Attention, cet article a 9 ans, elle en a donc 9 de plus… mais fait très jeune! et réside dans mon quartier… d’où sa visite à ce magasin, un 8 juillet au matin, qui permit cette rencontre… Elle tient un blog, je l’ai appris depuis… d’une bien meilleure qualité que le mien, à tous points de vue!

Episode 6. Une conjonction de livraisons bien menées

J’avais espéré déjeuner avec un ami ce midi-là. Mais il était retenu à la Défense, dans l’attente d’une livraison, et m’avait donc déclaré l’impossibilité de nous rejoindre. Vers 13 h, donc, après avoir réussi avec l’URSSAF, reçu mon colis dans les temps, chez moi (alors que je dois toujours me déplacer à la poste), fait mon échographie, acheté mes cartouches et en voir reçu une gratuite, rencontré Quitterie de Villepin et être rentrée chez moi, je m’apprêtais à pique-niquer dans mon studio.

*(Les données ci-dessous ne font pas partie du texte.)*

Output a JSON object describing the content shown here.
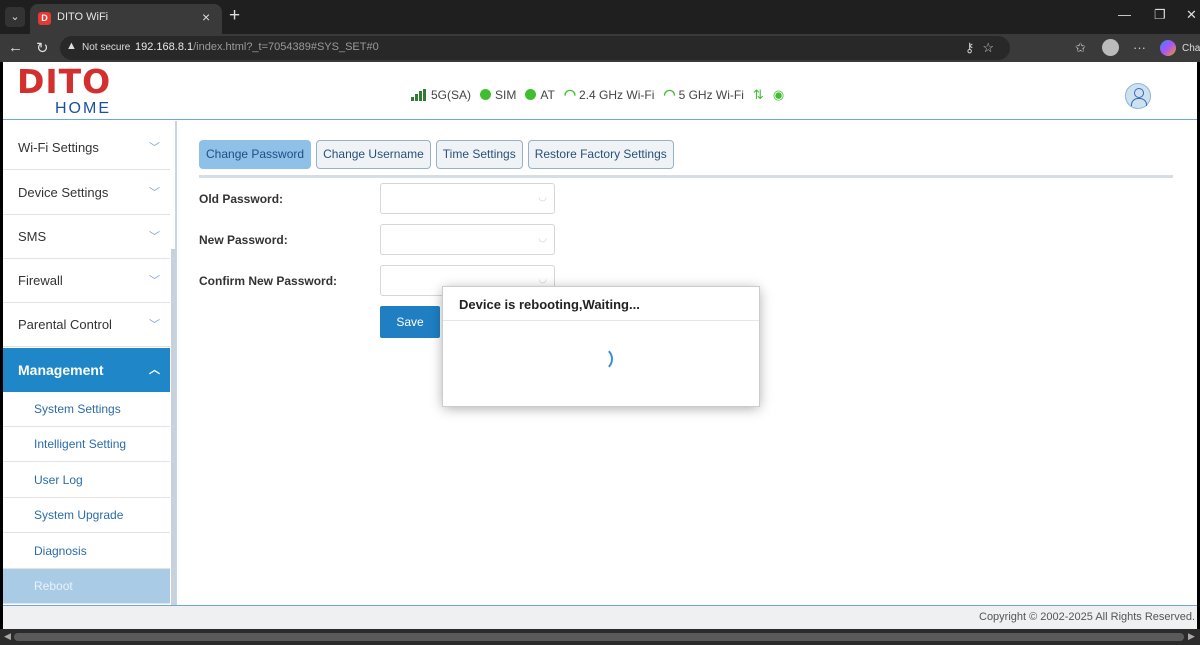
{
  "browser": {
    "tab_title": "DITO WiFi",
    "tab_icon": "D",
    "not_secure": "Not secure",
    "url_host": "192.168.8.1",
    "url_path": "/index.html?_t=7054389#SYS_SET#0",
    "copilot_label": "Cha"
  },
  "header": {
    "logo_top": "DITO",
    "logo_bottom": "HOME",
    "status": {
      "network": "5G(SA)",
      "sim": "SIM",
      "at": "AT",
      "wifi24": "2.4 GHz Wi-Fi",
      "wifi5": "5 GHz Wi-Fi"
    },
    "colors": {
      "status_green": "#3fbf2f",
      "brand_red": "#d32f2f",
      "brand_blue": "#1e4fa0"
    }
  },
  "sidebar": {
    "items": [
      {
        "label": "Wi-Fi Settings"
      },
      {
        "label": "Device Settings"
      },
      {
        "label": "SMS"
      },
      {
        "label": "Firewall"
      },
      {
        "label": "Parental Control"
      },
      {
        "label": "Management"
      }
    ],
    "subitems": [
      {
        "label": "System Settings"
      },
      {
        "label": "Intelligent Setting"
      },
      {
        "label": "User Log"
      },
      {
        "label": "System Upgrade"
      },
      {
        "label": "Diagnosis"
      },
      {
        "label": "Reboot"
      }
    ]
  },
  "main": {
    "tabs": [
      {
        "label": "Change Password"
      },
      {
        "label": "Change Username"
      },
      {
        "label": "Time Settings"
      },
      {
        "label": "Restore Factory Settings"
      }
    ],
    "fields": [
      {
        "label": "Old Password:",
        "value": ""
      },
      {
        "label": "New Password:",
        "value": ""
      },
      {
        "label": "Confirm New Password:",
        "value": ""
      }
    ],
    "save_label": "Save"
  },
  "modal": {
    "title": "Device is rebooting,Waiting..."
  },
  "footer": {
    "copyright": "Copyright © 2002-2025 All Rights Reserved."
  }
}
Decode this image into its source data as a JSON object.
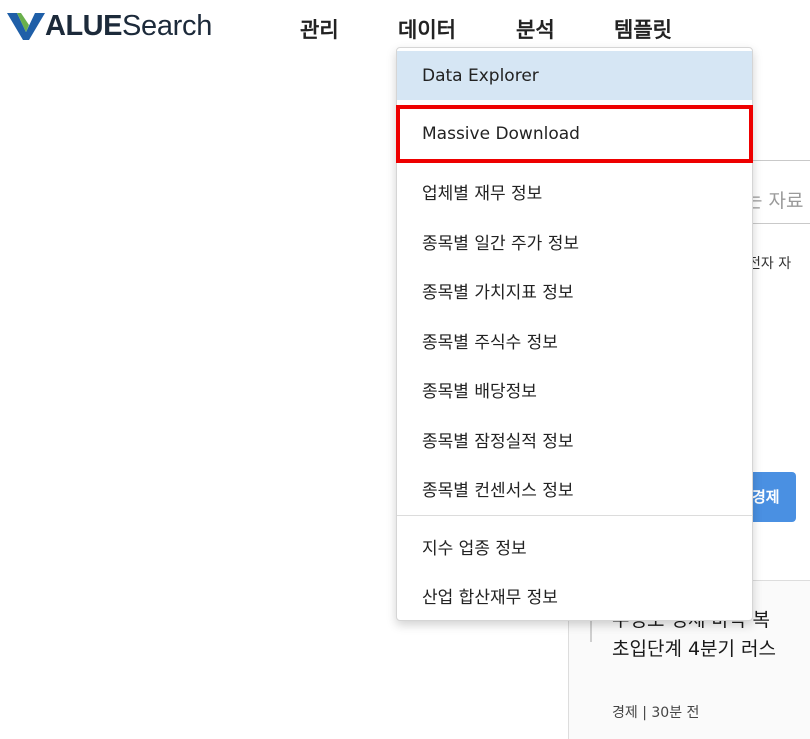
{
  "header": {
    "logo": {
      "bold_text": "ALUE",
      "light_text": "Search",
      "mark_color": "#1f5fa8",
      "accent_color": "#6ab04c"
    },
    "nav": [
      {
        "label": "관리"
      },
      {
        "label": "데이터"
      },
      {
        "label": "분석"
      },
      {
        "label": "템플릿"
      }
    ]
  },
  "dropdown": {
    "items": [
      {
        "label": "Data Explorer",
        "active": true
      },
      {
        "label": "Massive Download",
        "highlighted": true
      },
      {
        "label": "업체별 재무 정보"
      },
      {
        "label": "종목별 일간 주가 정보"
      },
      {
        "label": "종목별 가치지표 정보"
      },
      {
        "label": "종목별 주식수 정보"
      },
      {
        "label": "종목별 배당정보"
      },
      {
        "label": "종목별 잠정실적 정보"
      },
      {
        "label": "종목별 컨센서스 정보"
      },
      {
        "label": "지수 업종 정보"
      },
      {
        "label": "산업 합산재무 정보"
      }
    ],
    "highlight_color": "#ee0000",
    "active_bg": "#d6e6f4"
  },
  "background": {
    "search_placeholder": "는 자료",
    "hint_text": "전자 자",
    "category_chip": "경제",
    "news": {
      "title": "수정보 경제 바닥 복 초입단계 4분기 러스",
      "meta": "경제 | 30분 전"
    }
  }
}
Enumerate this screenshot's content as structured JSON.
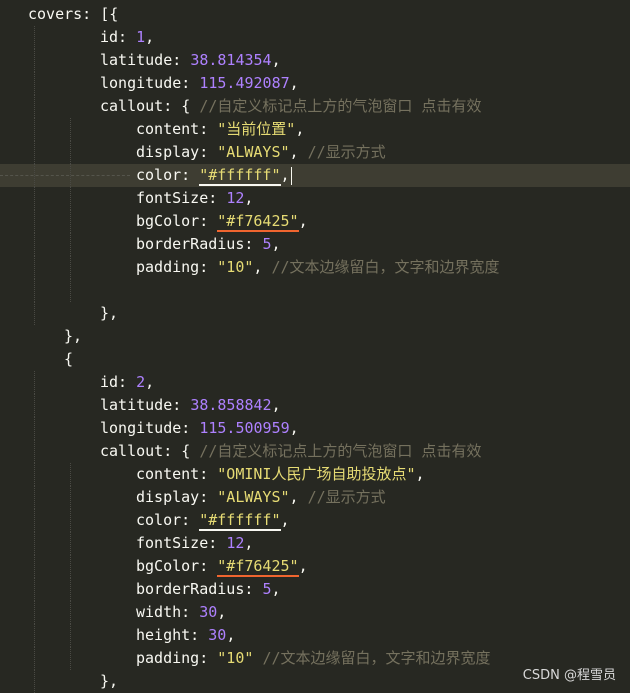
{
  "editor": {
    "lines": [
      {
        "indent": 0,
        "tokens": [
          [
            "k",
            "covers: [{"
          ]
        ]
      },
      {
        "indent": 2,
        "tokens": [
          [
            "k",
            "id: "
          ],
          [
            "num",
            "1"
          ],
          [
            "pn",
            ","
          ]
        ]
      },
      {
        "indent": 2,
        "tokens": [
          [
            "k",
            "latitude: "
          ],
          [
            "num",
            "38.814354"
          ],
          [
            "pn",
            ","
          ]
        ]
      },
      {
        "indent": 2,
        "tokens": [
          [
            "k",
            "longitude: "
          ],
          [
            "num",
            "115.492087"
          ],
          [
            "pn",
            ","
          ]
        ]
      },
      {
        "indent": 2,
        "tokens": [
          [
            "k",
            "callout: { "
          ],
          [
            "cmt",
            "//自定义标记点上方的气泡窗口 点击有效"
          ]
        ]
      },
      {
        "indent": 3,
        "tokens": [
          [
            "k",
            "content: "
          ],
          [
            "str",
            "\"当前位置\""
          ],
          [
            "pn",
            ","
          ]
        ]
      },
      {
        "indent": 3,
        "tokens": [
          [
            "k",
            "display: "
          ],
          [
            "str",
            "\"ALWAYS\""
          ],
          [
            "pn",
            ", "
          ],
          [
            "cmt",
            "//显示方式"
          ]
        ]
      },
      {
        "indent": 3,
        "current": true,
        "tokens": [
          [
            "k",
            "color: "
          ],
          [
            "str u-white",
            "\"#ffffff\""
          ],
          [
            "pn",
            ","
          ],
          [
            "caret",
            ""
          ]
        ]
      },
      {
        "indent": 3,
        "tokens": [
          [
            "k",
            "fontSize: "
          ],
          [
            "num",
            "12"
          ],
          [
            "pn",
            ","
          ]
        ]
      },
      {
        "indent": 3,
        "tokens": [
          [
            "k",
            "bgColor: "
          ],
          [
            "str u-orange",
            "\"#f76425\""
          ],
          [
            "pn",
            ","
          ]
        ]
      },
      {
        "indent": 3,
        "tokens": [
          [
            "k",
            "borderRadius: "
          ],
          [
            "num",
            "5"
          ],
          [
            "pn",
            ","
          ]
        ]
      },
      {
        "indent": 3,
        "tokens": [
          [
            "k",
            "padding: "
          ],
          [
            "str",
            "\"10\""
          ],
          [
            "pn",
            ", "
          ],
          [
            "cmt",
            "//文本边缘留白，文字和边界宽度"
          ]
        ]
      },
      {
        "indent": 3,
        "tokens": []
      },
      {
        "indent": 2,
        "tokens": [
          [
            "k",
            "},"
          ]
        ]
      },
      {
        "indent": 1,
        "tokens": [
          [
            "k",
            "},"
          ]
        ]
      },
      {
        "indent": 1,
        "tokens": [
          [
            "k",
            "{"
          ]
        ]
      },
      {
        "indent": 2,
        "tokens": [
          [
            "k",
            "id: "
          ],
          [
            "num",
            "2"
          ],
          [
            "pn",
            ","
          ]
        ]
      },
      {
        "indent": 2,
        "tokens": [
          [
            "k",
            "latitude: "
          ],
          [
            "num",
            "38.858842"
          ],
          [
            "pn",
            ","
          ]
        ]
      },
      {
        "indent": 2,
        "tokens": [
          [
            "k",
            "longitude: "
          ],
          [
            "num",
            "115.500959"
          ],
          [
            "pn",
            ","
          ]
        ]
      },
      {
        "indent": 2,
        "tokens": [
          [
            "k",
            "callout: { "
          ],
          [
            "cmt",
            "//自定义标记点上方的气泡窗口 点击有效"
          ]
        ]
      },
      {
        "indent": 3,
        "tokens": [
          [
            "k",
            "content: "
          ],
          [
            "str",
            "\"OMINI人民广场自助投放点\""
          ],
          [
            "pn",
            ","
          ]
        ]
      },
      {
        "indent": 3,
        "tokens": [
          [
            "k",
            "display: "
          ],
          [
            "str",
            "\"ALWAYS\""
          ],
          [
            "pn",
            ", "
          ],
          [
            "cmt",
            "//显示方式"
          ]
        ]
      },
      {
        "indent": 3,
        "tokens": [
          [
            "k",
            "color: "
          ],
          [
            "str u-white",
            "\"#ffffff\""
          ],
          [
            "pn",
            ","
          ]
        ]
      },
      {
        "indent": 3,
        "tokens": [
          [
            "k",
            "fontSize: "
          ],
          [
            "num",
            "12"
          ],
          [
            "pn",
            ","
          ]
        ]
      },
      {
        "indent": 3,
        "tokens": [
          [
            "k",
            "bgColor: "
          ],
          [
            "str u-orange",
            "\"#f76425\""
          ],
          [
            "pn",
            ","
          ]
        ]
      },
      {
        "indent": 3,
        "tokens": [
          [
            "k",
            "borderRadius: "
          ],
          [
            "num",
            "5"
          ],
          [
            "pn",
            ","
          ]
        ]
      },
      {
        "indent": 3,
        "tokens": [
          [
            "k",
            "width: "
          ],
          [
            "num",
            "30"
          ],
          [
            "pn",
            ","
          ]
        ]
      },
      {
        "indent": 3,
        "tokens": [
          [
            "k",
            "height: "
          ],
          [
            "num",
            "30"
          ],
          [
            "pn",
            ","
          ]
        ]
      },
      {
        "indent": 3,
        "tokens": [
          [
            "k",
            "padding: "
          ],
          [
            "str",
            "\"10\""
          ],
          [
            "pn",
            " "
          ],
          [
            "cmt",
            "//文本边缘留白，文字和边界宽度"
          ]
        ]
      },
      {
        "indent": 2,
        "tokens": [
          [
            "k",
            "},"
          ]
        ]
      }
    ]
  },
  "watermark": "CSDN @程雪员",
  "colors": {
    "background": "#272822",
    "current_line": "#3e3d32",
    "text": "#f8f8f2",
    "number": "#ae81ff",
    "string": "#e6db74",
    "comment": "#75715e",
    "underline_orange": "#f0652f"
  }
}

Je reçus alors un appel « La livraison est faite, je peux te rejoindre, sur le trajet de la ligne 1 ». Rendez-vous fut alors pris pour la sortie de la station Saint-Paul… Malgré une panne de mon téléphone, je réussis à y retrouver mon ami pour un agréable déjeuner… Et c’est alors que je vécus un autre moment étonnant…

Episode 7. Une rencontre plus que surprenante

Nous voici donc à la recherche d’un restaurant dans ce coin que je connais mal, bien qu’y ayant joué les touristes, dans l’église Saint Pierre Saint Paul et en découvrant l’Hôtel de Sully. Enfin nous en repérons un, que je vous recommande : le Café Fontaine Sully (au calme dans rue perpendiculaire à celle de Rivoli, et avec un personnel très sympathique).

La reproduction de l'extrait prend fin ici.